The Conservative Litigation Industry
Remember:
- SCOTUS under Roberts frontloads cases to curry good press first before giving their Republican base, especially the conservative litigation lobby, the red meat they want at the end of the term;
- SCOTUS under Roberts only rejected the worst interpretation of the independent state legislature theory in #MoorevHarper and allowed for future litigation on the theory;
- SCOTUS under Roberts only ruled against Alabama in #AllenVMilligan because Alabama did not present (read: lie) well enough in favor of their current congressional map, but SCOTUS still allowed for future litigation to potentially gut Section 2 (see Kavanaugh’s concurrence).
- SCOTUS ruled that affirmative action may be justified if one writes an essay about individual impacts of race discrimination in one’s life, and that will likely warrant further litigation. A boon for the conservative litigation lobby;
- SCOTUS in #303Creative carved a religious exception to nondiscrimination laws that will also invite further litigation. Another boon for the conservative litigation lobby.
On 303Creative
The wrong question in response to the 303creative case is “can I deny service to right-wing Christians/Jews/Muslims”
The right question is “where in this country are dissenting people vulnerable to monopolies or dominance by businesses who support this decision and how can I help”

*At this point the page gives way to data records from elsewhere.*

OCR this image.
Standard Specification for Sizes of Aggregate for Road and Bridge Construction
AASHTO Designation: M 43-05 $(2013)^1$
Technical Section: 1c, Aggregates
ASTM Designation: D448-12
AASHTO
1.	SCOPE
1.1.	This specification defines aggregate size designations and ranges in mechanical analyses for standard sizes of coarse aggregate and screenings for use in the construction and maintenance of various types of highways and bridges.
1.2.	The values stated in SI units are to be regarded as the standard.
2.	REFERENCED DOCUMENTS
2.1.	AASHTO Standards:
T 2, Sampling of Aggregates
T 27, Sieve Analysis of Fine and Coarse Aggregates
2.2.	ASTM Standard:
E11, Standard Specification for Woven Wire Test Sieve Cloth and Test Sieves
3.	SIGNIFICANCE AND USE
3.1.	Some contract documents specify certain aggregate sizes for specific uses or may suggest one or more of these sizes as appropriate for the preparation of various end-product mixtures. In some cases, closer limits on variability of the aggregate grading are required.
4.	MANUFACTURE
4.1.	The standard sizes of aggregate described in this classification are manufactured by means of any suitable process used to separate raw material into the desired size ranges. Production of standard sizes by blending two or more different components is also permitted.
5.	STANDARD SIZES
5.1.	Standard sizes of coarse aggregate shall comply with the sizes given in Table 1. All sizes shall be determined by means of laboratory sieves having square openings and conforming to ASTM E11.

Catholic and Christian hospital, adoption, shelter and related systems who dominate whole regions of states should be delighted by this decision. They have a opening to drive a truck through nondiscrimination laws, with few federal options since we did not pass the Equality Act last year.
On Affirmative action
The ADOS movement, including its paragons such as Yvette Carnell and Sandy Darity, has demanded strict limits for reparations to descendants of antebellum slavery in the United States. In fact, it was one of the most rampant and angry demands directed by testimony to the California Reparations Task Force, which issued their final report on June 29; it was also supported by California Secretary of State Shirley Weber.
This Supreme Court ruling, which has struck down race-based affirmative action and inverted the 14th Amendment into itself, likely opens the doors for a redirection of affirmative action towards lineage-based affirmative action.